Contrarian mindsets often generate better returns such as purchasing sectors which are undervalued but have a “strong upside potential based on trends,” Ulin advises. “This is kind of like buying winter tires in the summer,” he said.
When the expenses of the ETF or fund increase, start examining other options, because you could easily find one with a similar strategy and pay less, which is crucial when you are looking at index funds, said Jacobs.
The competition on annual fees is increasing and many companies are lowering expenses to attract investors.
“Many new index funds charge 0.15% or less and if your index fund charges 0.50% or more annually or the actively managed mutual fund charges 1% or higher, start looking for alternatives,” he said. “If you think you've found a better fund than the one you've been using, now should be a good time to pull the trigger and swap funds.”
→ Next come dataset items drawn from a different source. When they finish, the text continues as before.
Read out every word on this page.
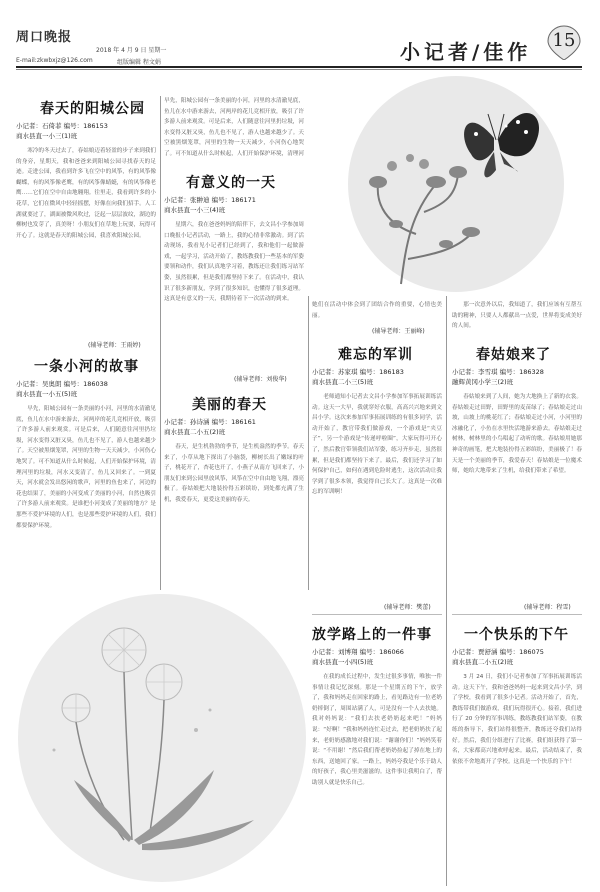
周口晚报
2018 年 4 月 9 日 星期一
E-mail:zkwbxjz@126.com	组版编辑 程文娟	小记者/佳作	15
春天的阳城公园
小记者：石倚菲 编号：186153
商水县直一小三(1)班
寒冷的冬天过去了，春姑娘迈着轻盈的步子来到我们的身旁，星期天，我和爸爸来到阳城公园寻找春天的足迹。走进公园，我看到许多飞在空中的风筝，有的风筝像蝴蝶，有的风筝像老鹰，有的风筝像蜻蜓，有的风筝像老鹰……它们在空中自由地翱翔。往里走，我看到许多的小花草，它们在微风中轻轻摇摆，好像在向我们招手。人工湖就要过了，湖面被微风吹过，泛起一层层波纹，湖边的柳树也发芽了，真美呀！小朋友们在草地上玩耍，玩得可开心了。这就是春天的阳城公园，我喜欢阳城公园。
(辅导老师：王雨婷)
一条小河的故事
小记者：吴奥朗 编号：186038
商水县直一小五(5)班
早先，阳城公园有一条美丽的小河，河里的水清澈见底，鱼儿在水中游来游去，河两岸的花儿竞相开放，吸引了许多游人前来观赏。可是后来，人们随意往河里扔垃圾，河水变得又脏又臭，鱼儿也不见了，游人也越来越少了。天空被黑烟笼罩，河里的生物一天天减少，小河伤心地哭了。可不知道从什么时候起，人们开始保护环境，清理河里的垃圾，河水又变清了，鱼儿又回来了。一到夏天，河水就会发出悠闲的歌声，河里的鱼也来了，河边的花也结果了，美丽的小河变成了美丽的小河，自然也吸引了许多游人前来观赏。是谁把小河变成了美丽的地方？是那些不爱护环境的人们，也是那些爱护环境的人们，我们都要保护环境。
早先，阳城公园有一条美丽的小河，河里的水清澈见底，鱼儿在水中游来游去，河两岸的花儿竞相开放，吸引了许多游人前来观赏。可是后来，人们随意往河里扔垃圾，河水变得又脏又臭，鱼儿也不见了，游人也越来越少了。天空被黑烟笼罩，河里的生物一天天减少，小河伤心地哭了。可不知道从什么时候起，人们开始保护环境，清理河
有意义的一天
小记者：张翀迪 编号：186171
商水县直一小三(4)班
星期六，我在爸爸妈妈的陪伴下，去文昌小学参加周口晚报小记者活动，一路上，我的心情非常激动。到了活动现场，我看见小记者们已经到了，我和他们一起做游戏，一起学习，活动开始了，教练教我们一些基本的军姿要领和动作，我们认真地学习着，教练还让我们练习站军姿，虽然很累，但是我们都坚持下来了。在活动中，我认识了很多新朋友，学到了很多知识，也懂得了很多道理。这真是有意义的一天，我期待着下一次活动的到来。
(辅导老师：刘俊华)
美丽的春天
小记者：孙诗涵 编号：186161
商水县直二小五(2)班
春天，是生机勃勃的季节，是生机盎然的季节。春天来了，小草从地下探出了小脑袋，柳树长出了嫩绿的叶子，桃花开了，杏花也开了，小燕子从南方飞回来了，小朋友们来到公园里放风筝，风筝在空中自由地飞翔，漂亮极了。春姑娘把大地装扮得五彩缤纷，到处都充满了生机，我爱春天，更爱这美丽的春天。
她们在活动中体会到了团结合作的重要，心情也美丽。
(辅导老师：王丽峰)
难忘的军训
小记者：苏家琪 编号：186183
商水县直二小三(5)班
老师通知小记者去文昌小学参加军事拓展训练活动。这天一大早，我就穿好衣服，高高兴兴地来到文昌小学。这次来参加军事拓展训练的有很多同学，活动开始了，教官带我们做游戏，一个游戏是“夹豆子”，另一个游戏是“传递呼啦圈”，大家玩得可开心了，然后教官带领我们站军姿，练习齐步走，虽然很累，但是我们都坚持下来了。最后，我们还学习了如何保护自己，如何在遇到危险时逃生，这次活动让我学到了很多本领，我觉得自己长大了。这真是一次难忘的军训啊！
(辅导老师：樊蕾)
放学路上的一件事
小记者：刘博翔 编号：186066
商水县直一小四(5)班
在我的成长过程中，发生过很多事情，唯独一件事情让我记忆深刻。那是一个星期五的下午，放学了，我和妈妈走在回家的路上，看见路边有一位老奶奶摔倒了，周围站满了人，可是没有一个人去扶她。我对妈妈说：“我们去扶老奶奶起来吧！”妈妈说：“好啊！”我和妈妈连忙走过去，把老奶奶扶了起来，老奶奶感激地对我们说：“谢谢你们！”妈妈笑着说：“不用谢！”然后我们帮老奶奶捡起了掉在地上的东西，送她回了家。一路上，妈妈夸我是个乐于助人的好孩子，我心里美滋滋的。这件事让我明白了，帮助别人就是快乐自己。
那一次意外以后，我知道了，我们应该有互帮互助的精神，只要人人都献出一点爱，世界将变成美好的人间。
春姑娘来了
小记者：李雪琪 编号：186328
融辉黄冈小学三(2)班
春姑娘来到了人间，她为大地换上了新的衣裳。春姑娘走过田野，田野里的麦苗绿了；春姑娘走过山坡，山坡上的桃花红了；春姑娘走过小河，小河里的冰融化了，小鱼在水里快活地游来游去。春姑娘走过树林，树林里的小鸟唱起了动听的歌。春姑娘用她那神奇的画笔，把大地装扮得五彩缤纷，美丽极了！春天是一个美丽的季节，我爱春天！春姑娘是一位魔术师，她给大地带来了生机，给我们带来了希望。
(辅导老师：程雪)
一个快乐的下午
小记者：贾舒涵 编号：186075
商水县直二小五(2)班
3 月 24 日，我们小记者参加了军事拓展训练活动。这天下午，我和爸爸妈妈一起来到文昌小学，到了学校，我看到了很多小记者。活动开始了，首先，教练带我们做游戏，我们玩得很开心。接着，我们进行了 20 分钟的军事训练，教练教我们站军姿，在教练的指导下，我们站得很整齐，教练还夸我们站得好。然后，我们分组进行了比赛，我们组获得了第一名，大家都高兴地欢呼起来。最后，活动结束了，我依依不舍地离开了学校。这真是一个快乐的下午！
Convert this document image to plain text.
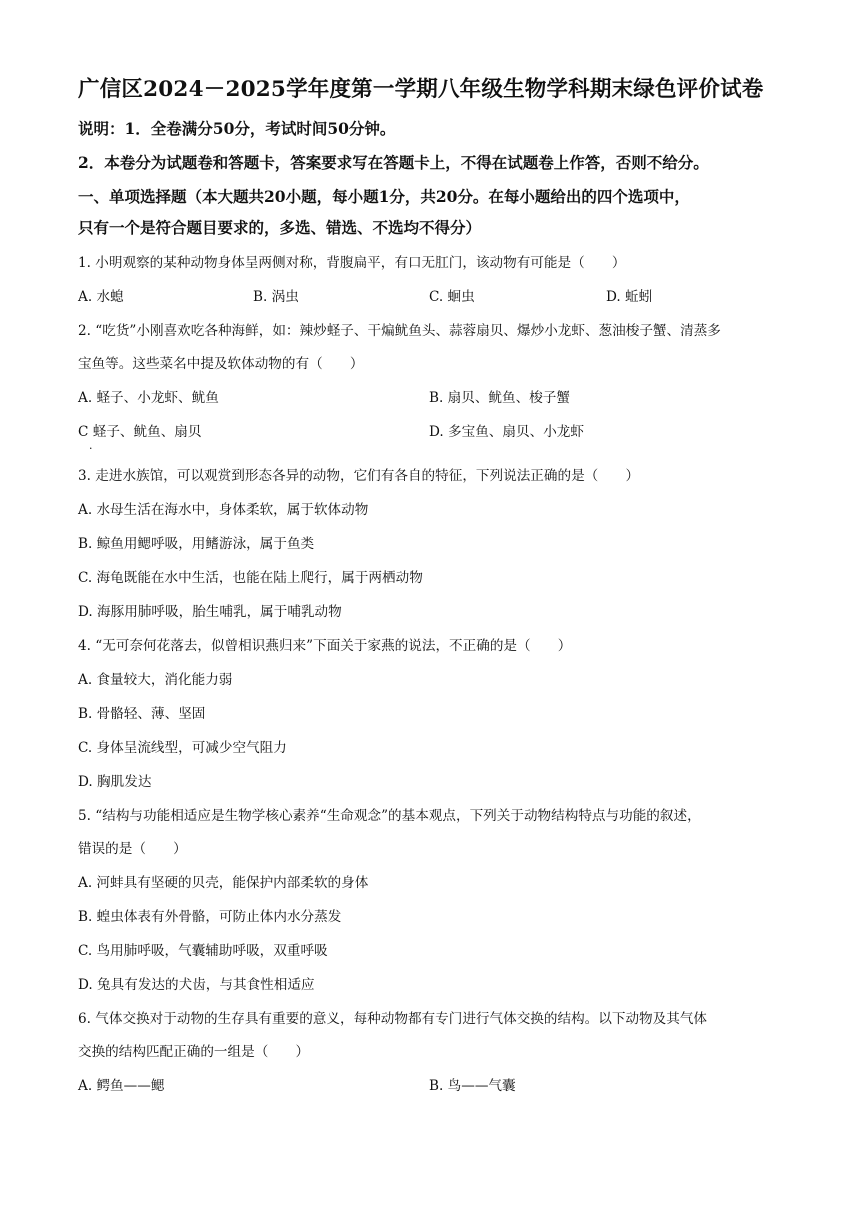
广信区2024－2025学年度第一学期八年级生物学科期末绿色评价试卷
说明：1．全卷满分50分，考试时间50分钟。
2．本卷分为试题卷和答题卡，答案要求写在答题卡上，不得在试题卷上作答，否则不给分。
一、单项选择题（本大题共20小题，每小题1分，共20分。在每小题给出的四个选项中，
只有一个是符合题目要求的，多选、错选、不选均不得分）
1. 小明观察的某种动物身体呈两侧对称，背腹扁平，有口无肛门，该动物有可能是（　　）
A. 水螅	B. 涡虫	C. 蛔虫	D. 蚯蚓
2. “吃货”小刚喜欢吃各种海鲜，如：辣炒蛏子、干煸鱿鱼头、蒜蓉扇贝、爆炒小龙虾、葱油梭子蟹、清蒸多
宝鱼等。这些菜名中提及软体动物的有（　　）
A. 蛏子、小龙虾、鱿鱼	B. 扇贝、鱿鱼、梭子蟹
C 蛏子、鱿鱼、扇贝
·
D. 多宝鱼、扇贝、小龙虾
3. 走进水族馆，可以观赏到形态各异的动物，它们有各自的特征，下列说法正确的是（　　）
A. 水母生活在海水中，身体柔软，属于软体动物
B. 鲸鱼用鳃呼吸，用鳍游泳，属于鱼类
C. 海龟既能在水中生活，也能在陆上爬行，属于两栖动物
D. 海豚用肺呼吸，胎生哺乳，属于哺乳动物
4. “无可奈何花落去，似曾相识燕归来”下面关于家燕的说法，不正确的是（　　）
A. 食量较大，消化能力弱
B. 骨骼轻、薄、坚固
C. 身体呈流线型，可减少空气阻力
D. 胸肌发达
5. “结构与功能相适应是生物学核心素养“生命观念”的基本观点，下列关于动物结构特点与功能的叙述，
错误的是（　　）
A. 河蚌具有坚硬的贝壳，能保护内部柔软的身体
B. 蝗虫体表有外骨骼，可防止体内水分蒸发
C. 鸟用肺呼吸，气囊辅助呼吸，双重呼吸
D. 兔具有发达的犬齿，与其食性相适应
6. 气体交换对于动物的生存具有重要的意义，每种动物都有专门进行气体交换的结构。以下动物及其气体
交换的结构匹配正确的一组是（　　）
A. 鳄鱼——鳃	B. 鸟——气囊
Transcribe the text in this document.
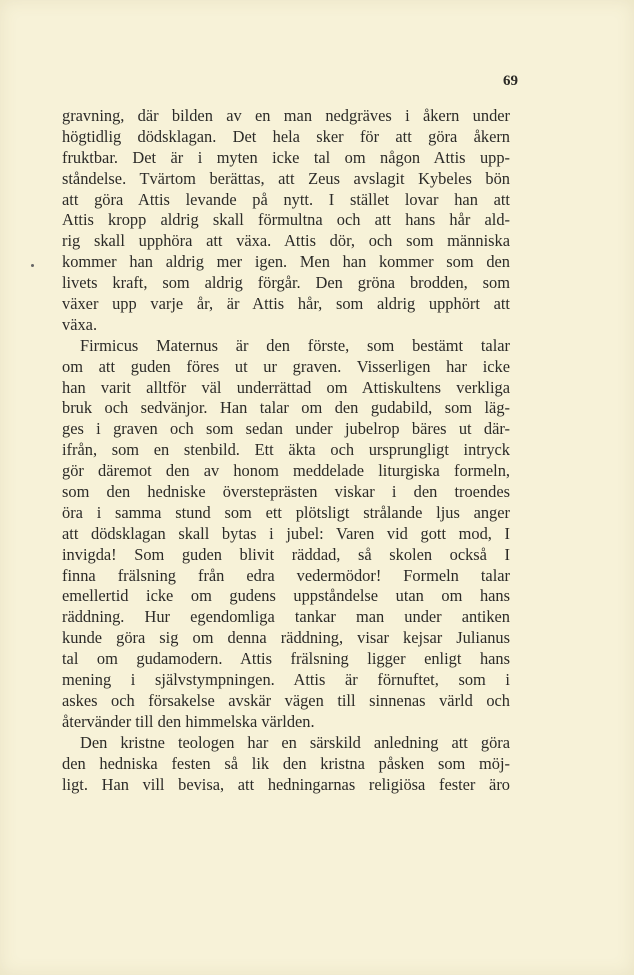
69
gravning, där bilden av en man nedgräves i åkern under
högtidlig dödsklagan. Det hela sker för att göra åkern
fruktbar. Det är i myten icke tal om någon Attis upp-
ståndelse. Tvärtom berättas, att Zeus avslagit Kybeles bön
att göra Attis levande på nytt. I stället lovar han att
Attis kropp aldrig skall förmultna och att hans hår ald-
rig skall upphöra att växa. Attis dör, och som människa
kommer han aldrig mer igen. Men han kommer som den
livets kraft, som aldrig förgår. Den gröna brodden, som
växer upp varje år, är Attis hår, som aldrig upphört att
växa.
Firmicus Maternus är den förste, som bestämt talar
om att guden föres ut ur graven. Visserligen har icke
han varit alltför väl underrättad om Attiskultens verkliga
bruk och sedvänjor. Han talar om den gudabild, som läg-
ges i graven och som sedan under jubelrop bäres ut där-
ifrån, som en stenbild. Ett äkta och ursprungligt intryck
gör däremot den av honom meddelade liturgiska formeln,
som den hedniske översteprästen viskar i den troendes
öra i samma stund som ett plötsligt strålande ljus anger
att dödsklagan skall bytas i jubel: Varen vid gott mod, I
invigda! Som guden blivit räddad, så skolen också I
finna frälsning från edra vedermödor! Formeln talar
emellertid icke om gudens uppståndelse utan om hans
räddning. Hur egendomliga tankar man under antiken
kunde göra sig om denna räddning, visar kejsar Julianus
tal om gudamodern. Attis frälsning ligger enligt hans
mening i självstympningen. Attis är förnuftet, som i
askes och försakelse avskär vägen till sinnenas värld och
återvänder till den himmelska världen.
Den kristne teologen har en särskild anledning att göra
den hedniska festen så lik den kristna påsken som möj-
ligt. Han vill bevisa, att hedningarnas religiösa fester äro
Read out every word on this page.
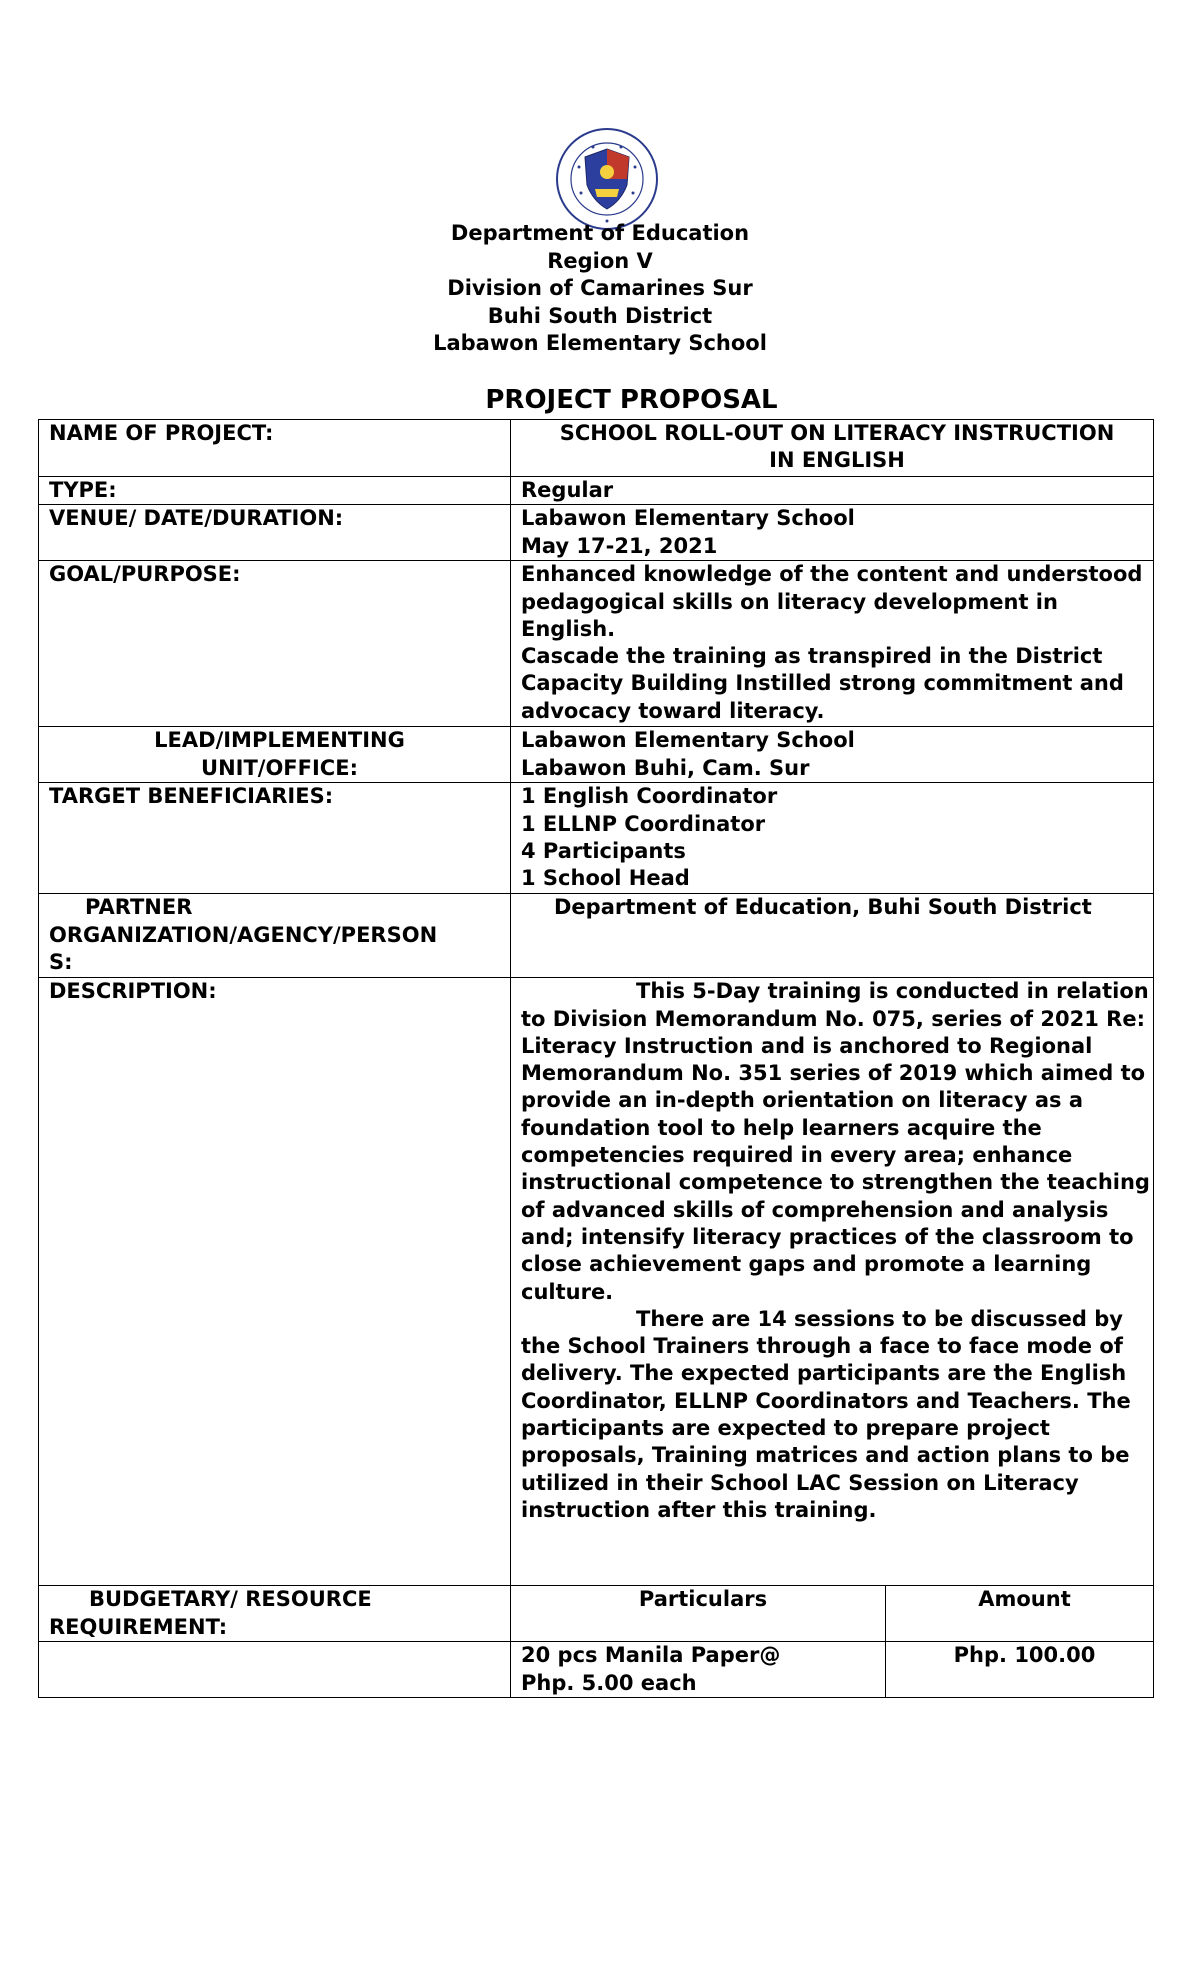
Department of Education
Region V
Division of Camarines Sur
Buhi South District
Labawon Elementary School
PROJECT PROPOSAL
NAME OF PROJECT:	SCHOOL ROLL-OUT ON LITERACY INSTRUCTION
IN ENGLISH	

TYPE:	Regular	
VENUE/ DATE/DURATION:	Labawon Elementary School
May 17-21, 2021	

GOAL/PURPOSE:	Enhanced knowledge of the content and understood pedagogical skills on literacy development in English.
Cascade the training as transpired in the District Capacity Building Instilled strong commitment and advocacy toward literacy.	

LEAD/IMPLEMENTING
UNIT/OFFICE:	Labawon Elementary School
Labawon Buhi, Cam. Sur	

TARGET BENEFICIARIES:	1 English Coordinator
1 ELLNP Coordinator
4 Participants
1 School Head	

PARTNER
ORGANIZATION/AGENCY/PERSON
S:	Department of Education, Buhi South District	

DESCRIPTION:	This 5-Day training is conducted in relation to Division Memorandum No. 075, series of 2021 Re: Literacy Instruction and is anchored to Regional Memorandum No. 351 series of 2019 which aimed to provide an in-depth orientation on literacy as a foundation tool to help learners acquire the competencies required in every area; enhance instructional competence to strengthen the teaching of advanced skills of comprehension and analysis and; intensify literacy practices of the classroom to close achievement gaps and promote a learning culture.
There are 14 sessions to be discussed by the School Trainers through a face to face mode of delivery. The expected participants are the English Coordinator, ELLNP Coordinators and Teachers. The participants are expected to prepare project proposals, Training matrices and action plans to be utilized in their School LAC Session on Literacy instruction after this training.	

BUDGETARY/ RESOURCE
REQUIREMENT:	Particulars	Amount

	20 pcs Manila Paper@
Php. 5.00 each	Php. 100.00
If your moderate-allocated portfolio is tracking at “only 3% for the past two years net of management fees, you may not want to sacrifice any more points in expenses,” said Ulin. “Every point you are being wacked in fees can count. In most cases, a higher cost investment may not provide you a higher return than the same strategy with a lower cost investment.”
Portfolio Manager Leaves
Avoid overreacting merely because the fund manager left and examine the strategy first before determining whether you need to shed the asset, said Jacobs. Some new managers will continue the same investment strategy as before.
One caveat to remember is that unlike index funds, active managers are “not handcuffed by specific rules and their prospectus may allow them more leeway to go outside of set style boxes and sector allocations, including utilizing options, futures and derivatives,” said Ulin. “Over the past few years where the global markets have been more volatile and less efficient, it may make sense at times to place a bet on a fund whose manager has succeeded at taking advantage of market inefficiencies.”